Ivy (originally from CA) and Sandy (from IL), these girls have been my best friends since were 11 and 12 years old. It started out as a mutual love of Mickey Mouse Club, which then progressed into being penpals, and then back to the Internet again. We don't talk all the time, but I know that no matter where I am in life, they can always be considered a friend. I finally got to meet Ivy this past summer, when Dave and I drove through Phoenix. No awkwardness or anything. In fact, I think Dave might have felt a bit left out, what with all the inside jokes and memories that were shared. Oops. Sorry, honey. :)
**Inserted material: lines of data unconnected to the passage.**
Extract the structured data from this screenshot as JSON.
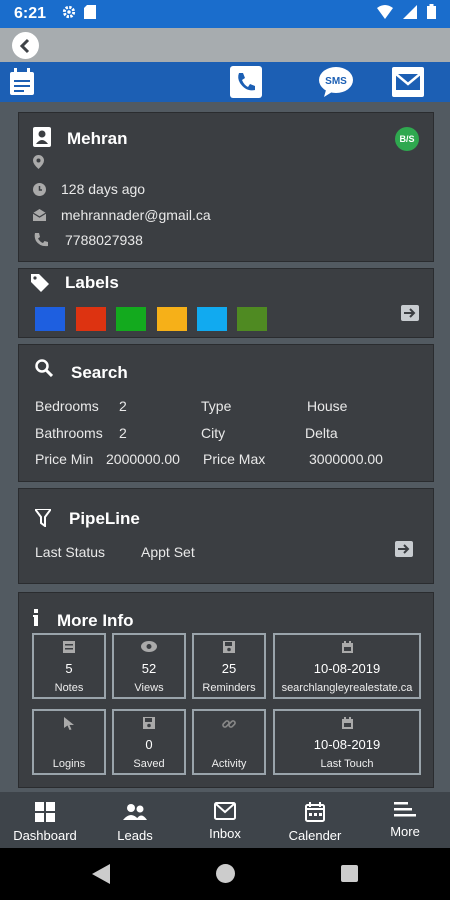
{
  "status_bar": {
    "time": "6:21"
  },
  "contact": {
    "name": "Mehran",
    "badge": "B/S",
    "last_contact": "128 days ago",
    "email": "mehrannader@gmail.ca",
    "phone": "7788027938"
  },
  "labels": {
    "title": "Labels",
    "colors": [
      "#1e5fe0",
      "#dd3311",
      "#13aa1e",
      "#f6b018",
      "#11aaf0",
      "#4f8a22"
    ]
  },
  "search": {
    "title": "Search",
    "bedrooms_label": "Bedrooms",
    "bedrooms": "2",
    "bathrooms_label": "Bathrooms",
    "bathrooms": "2",
    "price_min_label": "Price Min",
    "price_min": "2000000.00",
    "type_label": "Type",
    "type": "House",
    "city_label": "City",
    "city": "Delta",
    "price_max_label": "Price Max",
    "price_max": "3000000.00"
  },
  "pipeline": {
    "title": "PipeLine",
    "status_label": "Last Status",
    "status_value": "Appt Set"
  },
  "more_info": {
    "title": "More Info",
    "notes": {
      "value": "5",
      "label": "Notes"
    },
    "views": {
      "value": "52",
      "label": "Views"
    },
    "reminders": {
      "value": "25",
      "label": "Reminders"
    },
    "source": {
      "value": "10-08-2019",
      "label": "searchlangleyrealestate.ca"
    },
    "logins": {
      "label": "Logins"
    },
    "saved": {
      "value": "0",
      "label": "Saved"
    },
    "activity": {
      "label": "Activity"
    },
    "last_touch": {
      "value": "10-08-2019",
      "label": "Last Touch"
    }
  },
  "bottom_nav": {
    "dashboard": "Dashboard",
    "leads": "Leads",
    "inbox": "Inbox",
    "calender": "Calender",
    "more": "More"
  }
}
My other lifetime friend is Courtney, also in IL. By best reckoning, it's been about ten years now. I was doing fundraising for RAINN and what began as her ordering some tshirts (was that it?), lead to emails and eventually "conversations" over the computer. Anyone remember v-stream, where you could call up an 800 number, say whatever you wanted, then email the confirmation number to the intended? Yeah, we did that for a while. We've been through a lot in life, and I've never, ever felt that she didn't support my choices 100%, and vice versa. :) She was the one who passed on this recipe, originally from Midwest Living, describing them as a "mouthgasm". The girl does not lie, let me tell you. These are fan-freakin'-tabulous.
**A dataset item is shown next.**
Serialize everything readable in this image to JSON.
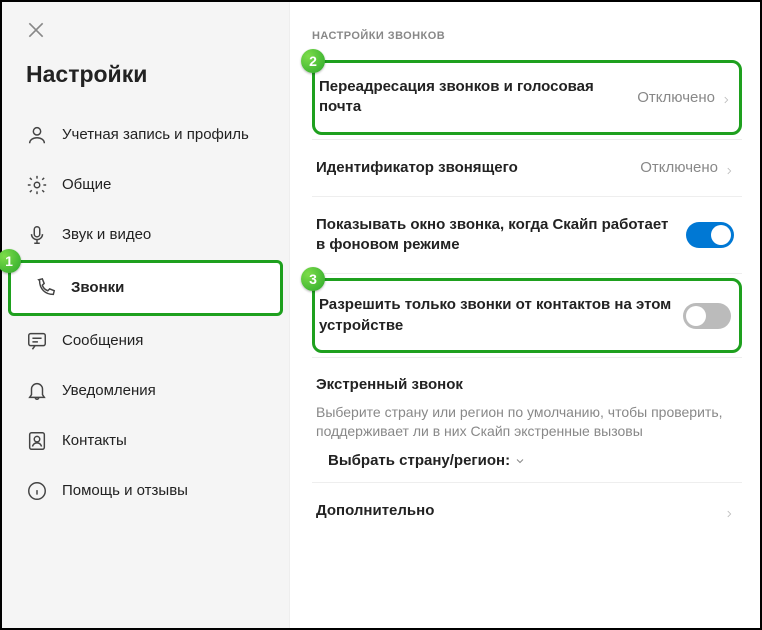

They're very reminiscent of a Girl Scout cookie, the tagalongs, I believe? The ones with the peanut butter inside the chocolate dough. Just minus the chocolate coating on the outside. They're definitely worth the work. And they're the first cookie that I've made in nearly a year. At least it was something worthy. ;)
1½ cups all-purpose flour
½ cup unsweetened cocoa powder
½ tsp. baking soda
½ cup butter, softened
½ cup sugar
½ cup packed brown sugar
¼ cup peanut butter
1 Tbsp. milk
1 tsp. vanilla
3/4 cup sifted powdered sugar
½ cup peanut butter
2 Tbsp. granulated sugar
Preheat oven to 350F. Line cookie sheets with parchment paper.
Stir together flour, cocoa powder and baking soda. Set flour mixture aside.
In a large mixing bowl, beat together butter, sugar, brown sugar, and the ¼ cup peanut butter with an electric mixer until combined. Add egg, milk and vanilla; beat well. Gradually beat in flour mixture. Form chocolate dough into 32 balls about 1¼ inches in diameter. Set aside.
In a medium mixing bowl, combine powdered sugar and remaining ½ cup peanut butter till smooth. Shape into 32 (3/4-inch) balls.
Slightly flatten a chocolate dough ball and top with a peanut butter ball. Shape the chocolate dough over the peanut butter filling, completely covering the filling. Roll dough into a ball. Repeat with the remaining chocolate dough and peanut butter filling.
Place 2 inches apart on prepared cookie sheets. Lightly flatten with bottom of glass dipped in remaining sugar.
Bake at 350F for 8 minutes, or until just set and surface is slightly cracked. Let cookies stand for 1 minute. Transfer cookies to a wire rack to cool. Makes 32 cookies.